The All India Bank Employees Association (AIBEA) has opposed the RBI move to grant banking licenses to private entities and expressed apprehension that this will lead to "profiteering" and is "inimical" to the interest of the country.
"The government is proposing to give licences to various business houses like Tata, Birla, Ambani, etc, to start private banks. This is not only harmful for the country but also make banking very costly.
"The issuing of license will not only result in ignoring the priority sector but will also lead to profiteering as it will be the sole motive of the corporates. We oppose this proposal in toto," said AIBEA General Secretary C H Venkatchalam.
He was addressing a national conference of the Federation of Bank of India Staff Unions here.
The United Forum of Bank Unions, representing employees of public and private sector banks, has already announced observing of a one-day national strike on December 19 for various demands.

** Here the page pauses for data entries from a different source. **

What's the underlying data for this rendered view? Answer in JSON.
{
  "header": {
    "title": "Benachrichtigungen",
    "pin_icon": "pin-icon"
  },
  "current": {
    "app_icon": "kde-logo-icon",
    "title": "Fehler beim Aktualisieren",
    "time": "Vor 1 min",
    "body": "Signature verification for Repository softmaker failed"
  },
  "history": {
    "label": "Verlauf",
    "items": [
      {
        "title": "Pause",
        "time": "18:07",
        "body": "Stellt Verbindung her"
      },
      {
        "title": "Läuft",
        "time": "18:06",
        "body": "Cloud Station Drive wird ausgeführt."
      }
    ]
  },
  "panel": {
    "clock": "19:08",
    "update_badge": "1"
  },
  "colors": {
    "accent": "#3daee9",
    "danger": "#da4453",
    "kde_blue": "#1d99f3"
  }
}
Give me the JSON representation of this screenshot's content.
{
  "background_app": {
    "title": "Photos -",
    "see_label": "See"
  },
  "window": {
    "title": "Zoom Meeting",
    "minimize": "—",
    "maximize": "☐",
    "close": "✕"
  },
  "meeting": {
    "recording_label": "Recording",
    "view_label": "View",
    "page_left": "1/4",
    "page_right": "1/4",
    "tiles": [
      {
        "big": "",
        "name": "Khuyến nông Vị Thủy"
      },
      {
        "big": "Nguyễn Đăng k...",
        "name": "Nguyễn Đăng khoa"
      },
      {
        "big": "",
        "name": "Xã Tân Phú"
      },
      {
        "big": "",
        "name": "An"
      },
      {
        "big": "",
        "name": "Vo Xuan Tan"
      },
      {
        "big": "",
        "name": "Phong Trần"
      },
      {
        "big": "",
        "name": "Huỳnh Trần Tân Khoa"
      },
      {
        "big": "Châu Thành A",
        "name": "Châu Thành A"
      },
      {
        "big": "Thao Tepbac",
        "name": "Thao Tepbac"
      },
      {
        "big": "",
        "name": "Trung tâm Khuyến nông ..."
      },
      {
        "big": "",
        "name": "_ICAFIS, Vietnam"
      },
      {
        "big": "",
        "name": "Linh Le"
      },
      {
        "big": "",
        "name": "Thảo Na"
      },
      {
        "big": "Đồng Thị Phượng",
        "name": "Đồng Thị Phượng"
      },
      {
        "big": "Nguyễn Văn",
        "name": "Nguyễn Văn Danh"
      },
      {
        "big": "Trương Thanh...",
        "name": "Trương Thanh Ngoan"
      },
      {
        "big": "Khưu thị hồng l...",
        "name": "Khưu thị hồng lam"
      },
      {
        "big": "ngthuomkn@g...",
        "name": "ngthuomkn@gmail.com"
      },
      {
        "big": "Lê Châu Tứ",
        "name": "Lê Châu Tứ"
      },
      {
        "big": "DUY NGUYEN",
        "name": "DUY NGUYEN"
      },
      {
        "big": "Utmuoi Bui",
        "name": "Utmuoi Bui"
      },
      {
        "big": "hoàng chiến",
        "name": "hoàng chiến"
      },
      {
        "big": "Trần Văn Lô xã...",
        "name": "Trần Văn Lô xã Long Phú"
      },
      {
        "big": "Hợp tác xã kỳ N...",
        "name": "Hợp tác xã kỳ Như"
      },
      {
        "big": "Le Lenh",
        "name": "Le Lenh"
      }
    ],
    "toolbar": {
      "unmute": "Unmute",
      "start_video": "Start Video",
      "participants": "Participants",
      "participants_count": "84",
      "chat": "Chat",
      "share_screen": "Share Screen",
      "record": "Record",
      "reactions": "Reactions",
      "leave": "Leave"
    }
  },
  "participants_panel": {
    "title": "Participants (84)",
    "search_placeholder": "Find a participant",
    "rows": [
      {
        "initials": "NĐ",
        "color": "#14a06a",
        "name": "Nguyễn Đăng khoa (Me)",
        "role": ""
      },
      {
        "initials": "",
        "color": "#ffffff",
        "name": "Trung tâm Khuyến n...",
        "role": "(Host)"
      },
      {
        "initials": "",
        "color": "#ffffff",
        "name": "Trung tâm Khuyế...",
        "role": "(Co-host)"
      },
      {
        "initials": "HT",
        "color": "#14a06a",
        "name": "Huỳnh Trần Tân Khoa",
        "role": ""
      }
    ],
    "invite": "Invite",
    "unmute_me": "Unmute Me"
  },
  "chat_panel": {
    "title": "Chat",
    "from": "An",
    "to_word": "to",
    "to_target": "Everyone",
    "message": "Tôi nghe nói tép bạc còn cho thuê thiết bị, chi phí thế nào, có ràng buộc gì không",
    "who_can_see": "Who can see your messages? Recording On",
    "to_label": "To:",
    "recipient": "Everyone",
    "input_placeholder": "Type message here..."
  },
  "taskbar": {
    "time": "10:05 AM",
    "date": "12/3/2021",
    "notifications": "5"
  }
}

"...Prior to 1969, banks were owned by private business houses and because of their mismanagement, banks were nationalised by the then prime minister Indira Gandhi. Now, again giving license to private players will be harmful for our country," he said.

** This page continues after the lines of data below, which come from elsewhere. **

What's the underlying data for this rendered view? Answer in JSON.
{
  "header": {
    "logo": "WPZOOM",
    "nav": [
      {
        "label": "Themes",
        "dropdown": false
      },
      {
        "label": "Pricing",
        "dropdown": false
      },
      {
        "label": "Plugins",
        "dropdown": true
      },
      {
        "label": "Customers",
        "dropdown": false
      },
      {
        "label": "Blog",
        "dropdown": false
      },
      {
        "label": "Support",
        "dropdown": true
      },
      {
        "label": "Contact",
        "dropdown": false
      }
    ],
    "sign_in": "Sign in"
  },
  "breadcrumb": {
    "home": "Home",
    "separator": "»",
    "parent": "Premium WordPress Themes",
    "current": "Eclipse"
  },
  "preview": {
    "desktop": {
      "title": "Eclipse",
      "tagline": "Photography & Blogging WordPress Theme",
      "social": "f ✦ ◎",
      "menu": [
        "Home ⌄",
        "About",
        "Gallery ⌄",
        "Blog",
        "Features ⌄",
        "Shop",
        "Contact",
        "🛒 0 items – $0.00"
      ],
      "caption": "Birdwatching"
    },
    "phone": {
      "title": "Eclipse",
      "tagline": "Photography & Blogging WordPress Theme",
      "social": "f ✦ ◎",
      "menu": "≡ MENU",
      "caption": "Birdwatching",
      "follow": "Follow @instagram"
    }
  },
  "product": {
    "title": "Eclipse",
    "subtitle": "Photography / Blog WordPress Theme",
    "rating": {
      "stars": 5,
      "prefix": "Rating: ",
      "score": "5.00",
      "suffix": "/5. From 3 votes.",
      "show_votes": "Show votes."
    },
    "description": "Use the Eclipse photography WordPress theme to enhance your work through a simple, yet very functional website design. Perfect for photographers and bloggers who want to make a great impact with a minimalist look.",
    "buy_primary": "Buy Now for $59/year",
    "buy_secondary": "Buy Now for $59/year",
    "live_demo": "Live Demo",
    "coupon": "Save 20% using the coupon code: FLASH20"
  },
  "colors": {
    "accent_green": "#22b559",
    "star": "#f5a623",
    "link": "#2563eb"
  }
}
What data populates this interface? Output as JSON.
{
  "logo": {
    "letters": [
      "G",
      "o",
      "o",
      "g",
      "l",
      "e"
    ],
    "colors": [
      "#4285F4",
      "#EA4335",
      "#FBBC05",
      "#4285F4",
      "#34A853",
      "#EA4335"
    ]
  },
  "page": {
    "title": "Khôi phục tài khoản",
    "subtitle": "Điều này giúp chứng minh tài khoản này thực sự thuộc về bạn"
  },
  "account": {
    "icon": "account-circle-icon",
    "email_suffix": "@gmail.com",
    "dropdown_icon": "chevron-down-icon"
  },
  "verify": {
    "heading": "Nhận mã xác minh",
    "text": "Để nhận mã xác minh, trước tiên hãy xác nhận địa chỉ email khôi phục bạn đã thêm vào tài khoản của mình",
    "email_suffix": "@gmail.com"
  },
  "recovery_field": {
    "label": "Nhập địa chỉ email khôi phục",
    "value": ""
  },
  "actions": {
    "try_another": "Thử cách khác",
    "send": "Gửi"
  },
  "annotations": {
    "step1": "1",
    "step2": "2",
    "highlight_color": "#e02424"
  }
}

Venkatchalam criticised as "retrograde" the RBI guidelines over foreign banks. "RBI in its guidelines allowed foreign banks to take over our domestic banks even they do just over 3 per cent business in India. This should be withdrawn...We need further expansion of banks and strengthening of PSUs," he added.
Venkatachalam said the strike call was given for demands like takeover and merger of banks, rising percentage of bad loans in banks, handing over rural credit to private contract agencies, outsourcing of regular bank jobs, etc.
He said the AIBEA would observe December 5 as "All India Demands Day" by wearing badges and holding rallies.
"The demands include publishing names of defaulters of bank loans of above Rs one crore; making wilful default a criminal offence; amendment of recovery laws among others," Venkatachalam said.